Rossini Gabriele, Parrini Simone, Castroflorio Tommaso, Deregibus Andrea, Debernardi Cesare L
a Resident, Department of Orthodontics, Dental School, University of Turin, Turin, Italy.
b Visiting Professor, Department of Orthodontics, Dental School, University of Turin, Turin, Italy.
Angle Orthod. 2015 Sep;85(5):881-9. doi: 10.2319/061614-436.1. Epub 2014 Nov 20.
To assess the scientific evidence related to the efficacy of clear aligner treatment (CAT) in controlling orthodontic tooth movement.
PubMed, PMC, NLM, Embase, Cochrane Central Register of Controlled Clinical Trials, Web of Knowledge, Scopus, Google Scholar, and LILACs were searched from January 2000 to June 2014 to identify all peer-reviewed articles potentially relevant to the review. Methodological shortcomings were highlighted and the quality of the studies was ranked using the Cochrane Tool for Risk of Bias Assessment.

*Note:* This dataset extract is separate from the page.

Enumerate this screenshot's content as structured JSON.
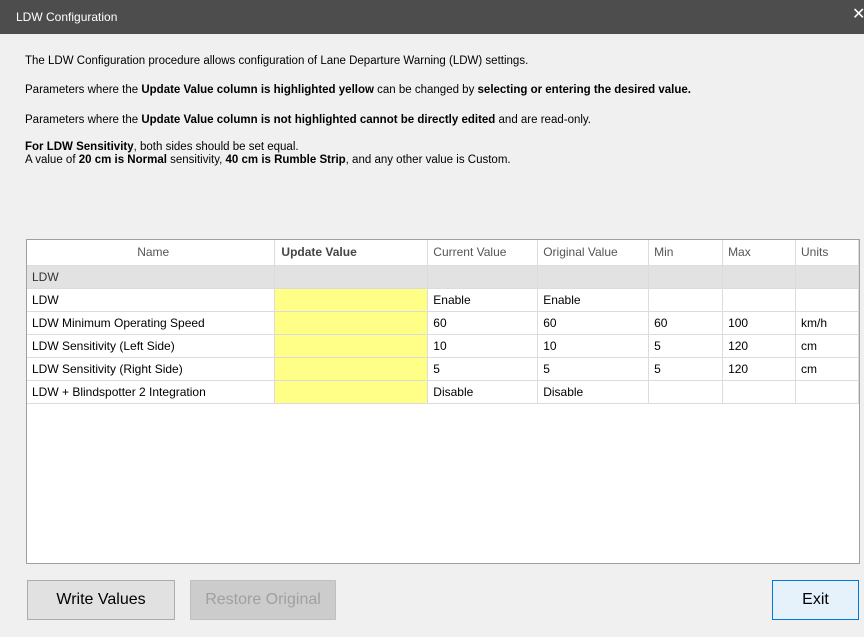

Eleven relevant articles were selected (two Randomized Clinical Trials (RCT), five prospective non-randomized, four retrospective non-randomized), and the risk of bias was moderate for six studies and unclear for the others. The amount of mean intrusion reported was 0.72 mm. Extrusion was the most difficult movement to control (30% of accuracy), followed by rotation. Upper molar distalization revealed the highest predictability (88%) when a bodily movement of at least 1.5 mm was prescribed. A decrease of the Little's Index (mandibular arch: 5 mm; maxillary arch: 4 mm) was observed in aligning arches.

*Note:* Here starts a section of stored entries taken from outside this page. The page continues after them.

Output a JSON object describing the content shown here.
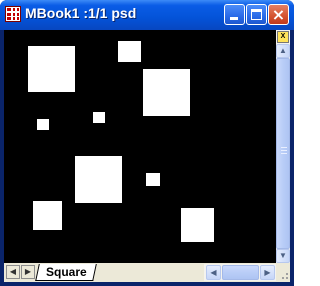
{
  "window": {
    "title": "MBook1 :1/1 psd"
  },
  "title_buttons": {
    "minimize": "minimize",
    "maximize": "maximize",
    "close": "×"
  },
  "colors": {
    "plot_background": "#000000",
    "square_fill": "#ffffff",
    "titlebar": "#0453d8"
  },
  "scrollbar": {
    "tool_icon_text": "X"
  },
  "sheet_tabs": [
    {
      "label": "Square",
      "active": true
    }
  ],
  "icons": {
    "nav_prev": "◀",
    "nav_next": "▶",
    "scroll_up": "▲",
    "scroll_down": "▼",
    "scroll_left": "◀",
    "scroll_right": "▶"
  }
}
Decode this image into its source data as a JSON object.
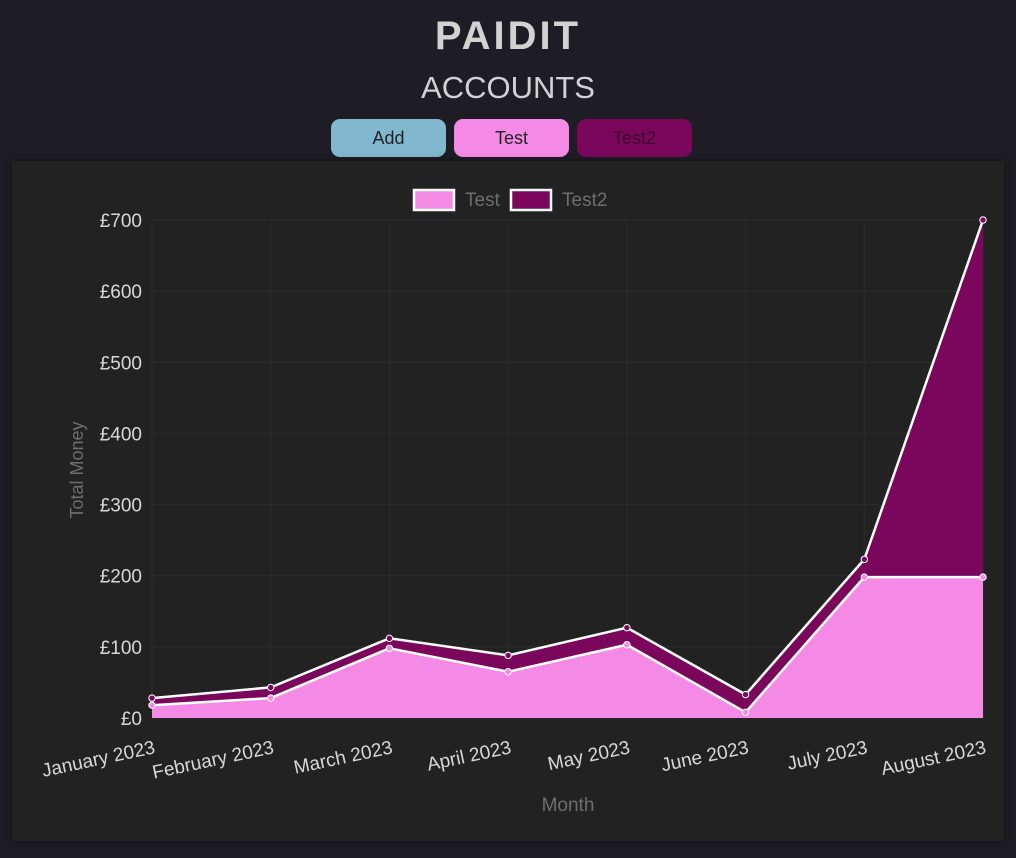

CAT aligns and levels the arches; it is effective in controlling anterior intrusion but not anterior extrusion; it is effective in controlling posterior buccolingual inclination but not anterior buccolingual inclination; it is effective in controlling upper molar bodily movements of about 1.5 mm; and it is not effective in controlling rotation of rounded teeth in particular. However, the results of this review should be interpreted with caution because of the number, quality, and heterogeneity of the studies.

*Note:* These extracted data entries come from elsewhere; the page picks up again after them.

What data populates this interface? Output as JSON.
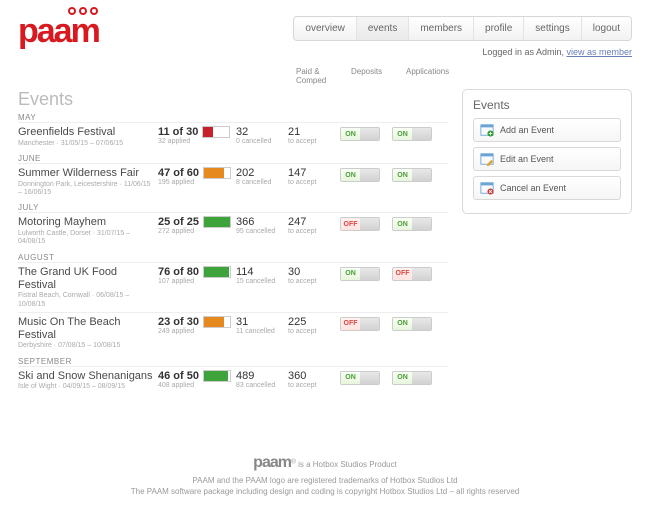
{
  "brand": "paam",
  "nav": {
    "items": [
      {
        "label": "overview"
      },
      {
        "label": "events",
        "active": true
      },
      {
        "label": "members"
      },
      {
        "label": "profile"
      },
      {
        "label": "settings"
      },
      {
        "label": "logout"
      }
    ]
  },
  "login": {
    "prefix": "Logged in as Admin, ",
    "link": "view as member"
  },
  "columns": {
    "paid": "Paid & Comped",
    "deposits": "Deposits",
    "applications": "Applications"
  },
  "page_title": "Events",
  "months": [
    {
      "label": "MAY",
      "events": [
        {
          "name": "Greenfields Festival",
          "meta": "Manchester · 31/05/15 – 07/06/15",
          "count": "11 of 30",
          "applied": "32 applied",
          "fill_pct": 37,
          "fill_color": "#c8202a",
          "paid": "32",
          "paid_sub": "0 cancelled",
          "dep": "21",
          "dep_sub": "to accept",
          "t1": "ON",
          "t2": "ON"
        }
      ]
    },
    {
      "label": "JUNE",
      "events": [
        {
          "name": "Summer Wilderness Fair",
          "meta": "Donnington Park, Leicestershire · 11/06/15 – 16/06/15",
          "count": "47 of 60",
          "applied": "195 applied",
          "fill_pct": 78,
          "fill_color": "#e68a1f",
          "paid": "202",
          "paid_sub": "8 cancelled",
          "dep": "147",
          "dep_sub": "to accept",
          "t1": "ON",
          "t2": "ON"
        }
      ]
    },
    {
      "label": "JULY",
      "events": [
        {
          "name": "Motoring Mayhem",
          "meta": "Lulworth Castle, Dorset · 31/07/15 – 04/08/15",
          "count": "25 of 25",
          "applied": "272 applied",
          "fill_pct": 100,
          "fill_color": "#3da33a",
          "paid": "366",
          "paid_sub": "95 cancelled",
          "dep": "247",
          "dep_sub": "to accept",
          "t1": "OFF",
          "t2": "ON"
        }
      ]
    },
    {
      "label": "AUGUST",
      "events": [
        {
          "name": "The Grand UK Food Festival",
          "meta": "Fistral Beach, Cornwall · 06/08/15 – 10/08/15",
          "count": "76 of 80",
          "applied": "107 applied",
          "fill_pct": 95,
          "fill_color": "#3da33a",
          "paid": "114",
          "paid_sub": "15 cancelled",
          "dep": "30",
          "dep_sub": "to accept",
          "t1": "ON",
          "t2": "OFF"
        },
        {
          "name": "Music On The Beach Festival",
          "meta": "Derbyshire · 07/08/15 – 10/08/15",
          "count": "23 of 30",
          "applied": "249 applied",
          "fill_pct": 77,
          "fill_color": "#e68a1f",
          "paid": "31",
          "paid_sub": "11 cancelled",
          "dep": "225",
          "dep_sub": "to accept",
          "t1": "OFF",
          "t2": "ON"
        }
      ]
    },
    {
      "label": "SEPTEMBER",
      "events": [
        {
          "name": "Ski and Snow Shenanigans",
          "meta": "Isle of Wight · 04/09/15 – 08/09/15",
          "count": "46 of 50",
          "applied": "408 applied",
          "fill_pct": 92,
          "fill_color": "#3da33a",
          "paid": "489",
          "paid_sub": "83 cancelled",
          "dep": "360",
          "dep_sub": "to accept",
          "t1": "ON",
          "t2": "ON"
        }
      ]
    }
  ],
  "side": {
    "title": "Events",
    "add": "Add an Event",
    "edit": "Edit an Event",
    "cancel": "Cancel an Event"
  },
  "footer": {
    "logo": "paam",
    "l1": " is a Hotbox Studios Product",
    "l2": "PAAM and the PAAM logo are registered trademarks of Hotbox Studios Ltd",
    "l3": "The PAAM software package including design and coding is copyright Hotbox Studios Ltd – all rights reserved"
  }
}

评估与透明矫治器治疗(CAT)控制正畸牙齿移动疗效相关的科学证据。
检索2000年1月至2014年6月期间的PubMed、PMC、NLM、Embase、Cochrane临床对照试验中央注册库、Web of Knowledge、Scopus、Google Scholar和LILACs,以识别所有可能与该综述相关的同行评审文章。强调了方法学上的不足,并使用Cochrane偏倚风险评估工具对研究质量进行排名。
选择了11篇相关文章(2篇随机临床试验(RCT)、5篇前瞻性非随机、4篇回顾性非随机),6项研究的偏倚风险为中度,其他研究的偏倚风险不明确。报告的平均压低量为0.72mm。伸长是最难控制的移动(准确率30%),其次是旋转。当规定至少1.5mm的整体移动时,上颌磨牙远中移动显示出最高的可预测性(88%)。在排齐牙弓时观察到Little指数下降(下颌牙弓:5mm;上颌牙弓:4mm)。
CAT可排齐和平整牙弓;它在控制前牙压低方面有效,但在前牙伸长方面无效;它在控制后牙颊舌向倾斜方面有效,但在前牙颊舌向倾斜方面无效;它在控制上颌磨牙约1.5mm的整体移动方面有效;尤其在控制圆形牙齿旋转方面无效。然而,由于研究的数量、质量和异质性,本综述的结果应谨慎解释。